Book: What Video Games Have To Teach Us About Learning And Literacy

What Videogames Have To Teach Us About Learning And Literacy
James Paul Gee [2003]

Get the book on Amazon.com.
ISBN: 1-4039-6538-2



In this book, Gee explains how games can affect people and more importantly, how can they learn a great amount of stuff just by playing. Gee created a list of 36 learning principles and a thorough explanation of the cognitive processes involved in each of them, with research facts and personal experiences.

In one of the chapters of the book, Gee accurately explains how, if a game is well done, the gamer can have a special connection with his avatar representation. He uses the game Arcanum as an example. Gee says that in this game, he created a special connection with his female elf avatar so deep that that he transmitted his morals and values into his character to the point that he sometimes felt bad if things didn't turn well, feeling that he had 'let down' the character in the videogame.

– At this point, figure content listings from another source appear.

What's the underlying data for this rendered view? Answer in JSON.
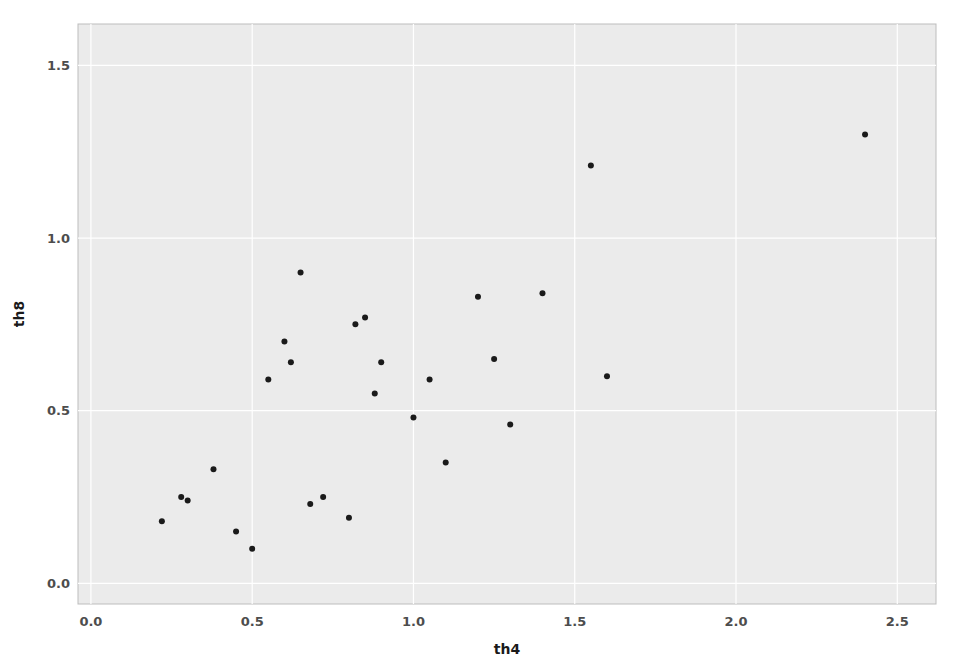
{
  "chart_data": {
    "type": "scatter",
    "x": [
      0.22,
      0.28,
      0.3,
      0.38,
      0.45,
      0.5,
      0.55,
      0.6,
      0.62,
      0.65,
      0.68,
      0.72,
      0.8,
      0.82,
      0.85,
      0.88,
      0.9,
      1.0,
      1.05,
      1.1,
      1.2,
      1.25,
      1.3,
      1.4,
      1.55,
      1.6,
      2.4
    ],
    "y": [
      0.18,
      0.25,
      0.24,
      0.33,
      0.15,
      0.1,
      0.59,
      0.7,
      0.64,
      0.9,
      0.23,
      0.25,
      0.19,
      0.75,
      0.77,
      0.55,
      0.64,
      0.48,
      0.59,
      0.35,
      0.83,
      0.65,
      0.46,
      0.84,
      1.21,
      0.6,
      1.3
    ],
    "x_label": "th4",
    "y_label": "th8",
    "xlim": [
      -0.04,
      2.62
    ],
    "ylim": [
      -0.06,
      1.62
    ],
    "xticks": [
      {
        "value": 0.0,
        "label": "0.0"
      },
      0.5,
      {
        "value": 1.0,
        "label": "1.0"
      },
      1.5,
      {
        "value": 2.0,
        "label": "2.0"
      },
      2.5
    ],
    "yticks": [
      {
        "value": 0.0,
        "label": "0.0"
      },
      0.5,
      {
        "value": 1.0,
        "label": "1.0"
      },
      1.5
    ],
    "color": "#1a1a1a",
    "grid": true
  }
}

This happened because there are three identities that work together when someone plays a game like this:
  • A virtual identity (one's identity as a virtual character in the game's world).
  • A real world identity (the non-virtual person playing the game).
  • A projective identity (the projection of one's values and desires into the virtual character).

These identities interact with each other thorught the game and as an example, he says that at any point, any of them can fail:

The virtual character can fail to defeat an enemy because the character was not strong enough to beat it. The real world person can fail to use the game controls effectivly, causing the virtual character to lose a fight that, according to the game's rules, should have won. And the projective identity can fail when the real player causes the virtual player to do something in the game that the real player feels the virtual player shouldn't have done.

Gee explains that this relates to one of the learning principles in his list, the "Identity Principle". This principle says:
"Learning involves taking on and playing with identities in such a way that the learner has real choices and ample opportunity to meditate on the relationship between new identities and old ones."

[This post will be updated if I find more interesting stuff]

Gee, J. P. (2003). What Video Games Have To Teach Us About Learning And Literacy (1st ed.). New York, United States: Palgrave Macmillian.